Taxpayers appealing to the State Board of Equalization may represent themselves, be represented by a member of the taxpayer's immediate family, or be assisted by anyone they choose, although the degree of assistance may be regulated by the administrative judge or the rules of appeal. Taxpayers who send another on their behalf are deemed to have designated that person as their agent, but only the following persons may act as an agent in a property tax appeal before the State Board of Equalization:
- Regular officers, directors, or employees of a taxpayer that is a corporation or other artificial entity
- Certified public accountants, if the only issue is the valuation of tangible personal property, or
- Agents who have pre-qualified and registered with the State Board of Equalization
Board-registered agents must qualify on the basis of appraisal training (120 classroom hours) and experience (four years) and register with the State Board of Equalization. In addition, prospective agents must pass the Tennessee Certified Assessor exam given by the state Division of Property Assessments.
Registered Agents must present satisfactory evidence that the person has:
- Not less than four (4) years of experience in real property appraisal and/or assessment valuation; and
- Successfully complete all of the following:
- not less than one hundred twenty (120) classroom hours of academic instruction in subjects of which the primary substance relates to property appraisal or assessment of property from a college or university, or from a nationally recognized appraisal or assessment organization approved by the board;
- Passed the examination for Tennessee certified assessor as administered by the office of the Comptroller of the Treasury; and
- No person shall be required to meet the additional registration qualifications required by this section if such person has registered or applied for registration prior to June 30, 2002.

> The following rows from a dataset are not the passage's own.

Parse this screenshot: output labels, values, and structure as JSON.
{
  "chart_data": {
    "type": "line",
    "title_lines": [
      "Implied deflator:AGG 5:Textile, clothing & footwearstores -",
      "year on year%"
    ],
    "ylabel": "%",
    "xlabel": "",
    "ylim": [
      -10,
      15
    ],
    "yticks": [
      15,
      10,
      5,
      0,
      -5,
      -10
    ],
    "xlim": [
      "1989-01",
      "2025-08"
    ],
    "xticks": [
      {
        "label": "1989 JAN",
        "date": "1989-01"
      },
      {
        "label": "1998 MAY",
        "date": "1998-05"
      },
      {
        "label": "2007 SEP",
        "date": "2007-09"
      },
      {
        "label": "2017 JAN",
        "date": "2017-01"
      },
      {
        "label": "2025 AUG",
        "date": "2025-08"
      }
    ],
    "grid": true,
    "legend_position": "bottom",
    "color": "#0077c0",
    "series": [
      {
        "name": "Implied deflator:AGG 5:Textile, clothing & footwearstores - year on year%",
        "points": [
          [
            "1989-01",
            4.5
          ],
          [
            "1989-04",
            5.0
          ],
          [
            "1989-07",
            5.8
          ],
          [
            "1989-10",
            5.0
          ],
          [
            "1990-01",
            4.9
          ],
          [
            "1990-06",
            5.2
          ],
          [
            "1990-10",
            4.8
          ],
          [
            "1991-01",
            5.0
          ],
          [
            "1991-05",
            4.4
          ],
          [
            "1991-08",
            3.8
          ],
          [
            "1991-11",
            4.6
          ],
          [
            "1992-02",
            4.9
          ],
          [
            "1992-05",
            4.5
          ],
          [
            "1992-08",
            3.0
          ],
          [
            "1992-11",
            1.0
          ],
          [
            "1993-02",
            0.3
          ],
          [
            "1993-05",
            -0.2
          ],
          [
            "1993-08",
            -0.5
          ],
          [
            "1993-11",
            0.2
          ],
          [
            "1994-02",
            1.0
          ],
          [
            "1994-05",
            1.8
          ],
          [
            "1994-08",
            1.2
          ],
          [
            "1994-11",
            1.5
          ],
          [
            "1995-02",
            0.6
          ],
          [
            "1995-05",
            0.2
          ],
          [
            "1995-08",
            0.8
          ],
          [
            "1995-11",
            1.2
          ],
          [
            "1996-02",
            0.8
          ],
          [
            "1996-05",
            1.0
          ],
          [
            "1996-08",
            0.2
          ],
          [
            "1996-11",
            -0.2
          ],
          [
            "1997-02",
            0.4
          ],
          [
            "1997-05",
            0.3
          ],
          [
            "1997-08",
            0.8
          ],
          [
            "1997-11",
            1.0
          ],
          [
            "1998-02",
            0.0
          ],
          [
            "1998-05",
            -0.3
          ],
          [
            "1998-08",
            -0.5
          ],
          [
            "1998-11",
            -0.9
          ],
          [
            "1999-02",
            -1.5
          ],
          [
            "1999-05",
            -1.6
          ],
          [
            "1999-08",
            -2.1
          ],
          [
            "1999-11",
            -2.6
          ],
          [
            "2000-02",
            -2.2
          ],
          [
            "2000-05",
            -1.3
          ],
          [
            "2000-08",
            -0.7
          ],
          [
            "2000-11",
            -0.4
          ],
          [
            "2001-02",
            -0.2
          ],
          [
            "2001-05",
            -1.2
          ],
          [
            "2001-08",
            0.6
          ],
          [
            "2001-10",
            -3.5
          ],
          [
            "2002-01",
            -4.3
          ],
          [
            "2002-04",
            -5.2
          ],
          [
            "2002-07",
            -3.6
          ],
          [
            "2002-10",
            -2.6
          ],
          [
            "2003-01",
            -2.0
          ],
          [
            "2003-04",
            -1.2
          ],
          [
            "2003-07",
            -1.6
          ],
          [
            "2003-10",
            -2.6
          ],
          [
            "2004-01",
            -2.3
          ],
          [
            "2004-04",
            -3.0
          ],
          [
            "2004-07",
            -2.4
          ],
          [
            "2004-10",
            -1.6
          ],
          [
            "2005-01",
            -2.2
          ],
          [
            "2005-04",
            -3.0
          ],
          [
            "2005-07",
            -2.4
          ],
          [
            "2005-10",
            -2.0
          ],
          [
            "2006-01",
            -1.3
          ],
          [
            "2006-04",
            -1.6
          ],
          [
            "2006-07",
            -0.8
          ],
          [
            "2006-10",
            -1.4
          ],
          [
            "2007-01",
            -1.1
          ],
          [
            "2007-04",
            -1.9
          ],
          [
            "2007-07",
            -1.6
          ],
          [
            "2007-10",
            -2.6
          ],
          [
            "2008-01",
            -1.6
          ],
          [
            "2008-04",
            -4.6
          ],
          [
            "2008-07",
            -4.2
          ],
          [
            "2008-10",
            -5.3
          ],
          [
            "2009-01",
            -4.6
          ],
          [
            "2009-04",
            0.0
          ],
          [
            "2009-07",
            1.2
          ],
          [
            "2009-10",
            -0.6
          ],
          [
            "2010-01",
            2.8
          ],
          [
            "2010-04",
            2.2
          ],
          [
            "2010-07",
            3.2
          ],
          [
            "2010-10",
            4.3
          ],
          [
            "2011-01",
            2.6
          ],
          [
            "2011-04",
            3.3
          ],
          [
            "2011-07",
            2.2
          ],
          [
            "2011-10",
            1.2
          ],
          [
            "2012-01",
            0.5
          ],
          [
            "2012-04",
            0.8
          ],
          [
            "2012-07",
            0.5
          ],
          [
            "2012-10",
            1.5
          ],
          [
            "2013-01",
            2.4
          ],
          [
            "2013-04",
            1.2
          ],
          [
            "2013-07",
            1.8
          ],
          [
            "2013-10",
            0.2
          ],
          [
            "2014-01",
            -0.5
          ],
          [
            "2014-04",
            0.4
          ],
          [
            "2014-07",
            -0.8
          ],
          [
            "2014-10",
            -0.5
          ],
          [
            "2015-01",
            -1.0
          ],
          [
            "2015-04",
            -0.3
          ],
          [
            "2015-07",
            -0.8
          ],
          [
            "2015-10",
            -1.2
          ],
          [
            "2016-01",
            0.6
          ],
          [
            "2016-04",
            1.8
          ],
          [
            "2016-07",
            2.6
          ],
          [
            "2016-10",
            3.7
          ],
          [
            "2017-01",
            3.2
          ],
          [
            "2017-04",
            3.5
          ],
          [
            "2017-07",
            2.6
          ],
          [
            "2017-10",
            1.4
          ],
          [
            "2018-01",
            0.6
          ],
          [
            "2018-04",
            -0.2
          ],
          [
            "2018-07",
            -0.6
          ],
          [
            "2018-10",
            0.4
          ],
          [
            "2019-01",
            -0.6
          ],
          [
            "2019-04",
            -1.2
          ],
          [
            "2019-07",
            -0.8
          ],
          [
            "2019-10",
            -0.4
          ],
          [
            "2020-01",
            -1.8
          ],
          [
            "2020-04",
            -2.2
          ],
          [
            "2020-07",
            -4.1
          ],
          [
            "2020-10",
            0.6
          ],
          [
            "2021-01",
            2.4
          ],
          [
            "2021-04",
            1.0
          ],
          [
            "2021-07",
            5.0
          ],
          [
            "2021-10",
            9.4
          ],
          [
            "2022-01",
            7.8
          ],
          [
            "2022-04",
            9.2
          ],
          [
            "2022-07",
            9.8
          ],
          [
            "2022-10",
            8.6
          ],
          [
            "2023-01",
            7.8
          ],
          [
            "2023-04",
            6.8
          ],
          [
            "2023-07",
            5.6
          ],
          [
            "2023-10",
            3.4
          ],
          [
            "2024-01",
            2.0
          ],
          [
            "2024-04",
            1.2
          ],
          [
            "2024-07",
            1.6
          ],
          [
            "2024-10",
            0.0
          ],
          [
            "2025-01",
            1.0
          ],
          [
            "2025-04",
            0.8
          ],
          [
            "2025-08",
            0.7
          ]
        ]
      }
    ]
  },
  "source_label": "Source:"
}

Alternatively, a person seeking to become a registered agent may in lieu of the evidence required above, present either:
- a Certified Member designation from the Institute of Professionals in Taxation; or
- the Accredited Senior Appraiser (ASA) designation of the American Society of Appraiser.
Other organizations conferring professional designations must apply to the State Board of Equalization for recognition of a particular designation.
A corporation engaged in the business of evaluation of property may be registered if its principal officer is registered, but only employees of the corporation who are registered shall be permitted to act as agents for taxpayers.
All agents' registrations issued by the board expire on June 30 of each even-numbered year, and are invalid after that date unless renewed. Registrations may be renewed on or before the expiration date by remitting to the board the biennial registration fee of two hundred dollars ($200) and evidence of twenty (20) hours of continuing education credit hours. Courses recognized by the Tennessee Real Estate Appraiser Commission qualify for continuing education credit hours for purposes of agent registration renewal.
An agent's registration may be renewed through SBOE's online agent registration system:
- On or before the expiration date, by remitting the biennial registration fee of two hundred dollars ($200) and verification of twenty (20) continuing education credit hours; or
- Within a period of one (1) year after the expiration date, by remitting to the board the biennial registration fee of two hundred dollars ($200) plus a late renewal fee of fifty dollars ($50.00).
Any person whose registration has lapsed for more than one (1) year must reapply for registration.
Any written solicitation of a business, by letter, advertisement, or otherwise, by any registered agent other than an attorney, must contain in type large enough to be easily readable, a disclaimer stating substantially as follows:
“Taxpayer agents who are not lawyers may only appear on your behalf before the State Board of Equalization on matters of classification, assessment, and/or valuation, and may not represent you in a court of law.”